Hierzu wird Prozessverständnis mit besonderem Fokus auf die industrielle Anwendbarkeit des vibrationsunterstützten Bohrens generiert. Ein weiteres Ziel sind Methoden zur Überwachung des Werkzeugzustandes und zur frühzeitigen Erkennung wiederkehrender Fertigungsdefekte. Darauf aufbauend werden Möglichkeiten zur Vorhersage solcher Defekte sowie zur Adaption der Prozessparameter präsentiert. Basierend auf den so gewonnen Erkenntnissen kann die Bohrlochqualität gesteigert werden. Hierdurch können eine aufwendige Nachbearbeitung vermieden und die Bohrqualität nachhaltig sichergestellt werden. Zudem wird durch die langfristig angelegte Kooperation mit dem Industriepartner Boeing Research and Technology – Europe ein Wissenstransfer zwischen Forschung und Industrie ermöglicht.
Vorgehen
In enger Zusammenarbeit mit der Boeing Research and Technology – Europe wird ein Versuchsstand zur Untersuchung des roboterbasierten Vibrationsbohrens von Flugzeug-Strukturkomponenten am iwb aufgebaut. Es werden charakteristische Fehlerbilder während des Bohrprozesses identifiziert und Prozessdaten wie z. B. das auftretende Drehmoment erfasst. Ausgehend von diesen Daten werden durch Anomalieerkennung und durch die Überwachung des Werkzeugzustandes Rückschlüsse auf das Auftreten der identifizierten Fehlerbilder gezogen.

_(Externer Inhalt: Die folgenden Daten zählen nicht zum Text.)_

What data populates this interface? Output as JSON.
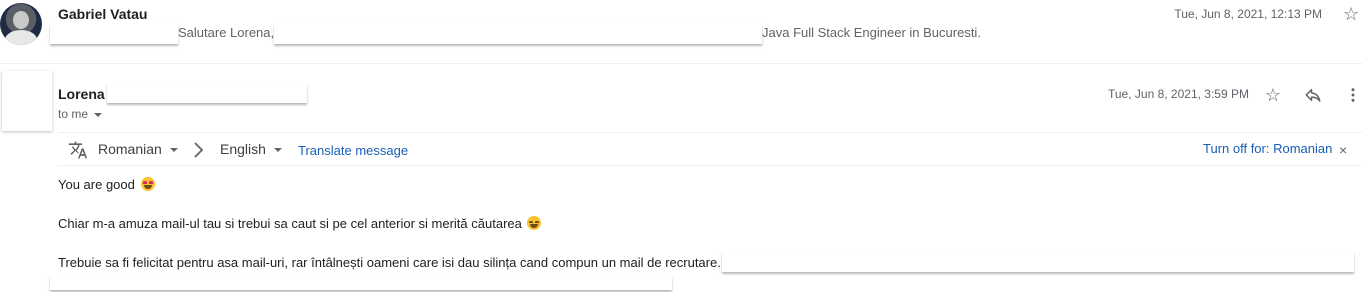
{
  "first_message": {
    "sender": "Gabriel Vatau",
    "snippet_greeting": "Salutare Lorena,",
    "snippet_role": "Java Full Stack Engineer in Bucuresti.",
    "date": "Tue, Jun 8, 2021, 12:13 PM",
    "icons": {
      "avatar": "profile-photo",
      "star": "star-outline-icon"
    }
  },
  "second_message": {
    "sender": "Lorena",
    "recipient": "to me",
    "date": "Tue, Jun 8, 2021, 3:59 PM",
    "icons": {
      "star": "star-outline-icon",
      "reply": "reply-icon",
      "more": "more-vertical-icon"
    }
  },
  "translate_bar": {
    "from_language": "Romanian",
    "to_language": "English",
    "translate_link": "Translate message",
    "turn_off": "Turn off for: Romanian",
    "close": "×",
    "icons": {
      "translate": "translate-icon",
      "arrow": "chevron-right-icon"
    }
  },
  "body": {
    "line1": "You are good",
    "line2": "Chiar m-a amuza mail-ul tau si trebui sa caut si pe cel anterior si merită căutarea",
    "line3": "Trebuie sa fi felicitat pentru asa mail-uri, rar întâlnești oameni care isi dau silința cand compun un mail de recrutare."
  }
}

Nach einer erfolgreichen Erprobung der Methoden werden diese auf das Bohren mit weiteren Werkzeugen und Materialpaketen übertragen. Außerdem wird die datenbasierte Vorhersage von Fehlern untersucht und die Implementierung unter produktionsnahen Bedingungen im Versuchsstand erprobt. Abschließend wird die Anpassung der Prozessparameter wie der Vorschubgeschwindigkeit und der Spindeldrehzahl im Prozess mit dem Ziel untersucht, die Anzahl der auftretenden Fehler zu reduzieren.
Nutzen
Die Arbeit mit einer industrienahen Anlage soll die Übertragbarkeit der wissenschaftlichen Erkenntnisse zur Qualitätssicherung sicherstellen, wodurch ein Beitrag zur Weiterentwicklung industrieller Bohrprozesse an Flugzeug-Strukturkomponenten geschaffen wird. Durch die datenbasierte Prozessüberwachung kann eine frühzeitige Erkennung von Bohrfehlern gewährleistet und die Bohrlochqualität in der Flugzeugfertigung gesteigert werden. Dies reduziert den Aufwand in der Nachbearbeitung, senkt die Produktionskosten und verbessert die allgemeine Prozesszuverlässigkeit.
Danksagung
Dieses Forschungsprojekt wird in Kooperation mit der Boeing Research and Technology – Europe durchgeführt. Wir danken unserem Industriepartner für die gute und vertrauensvolle Zusammenarbeit.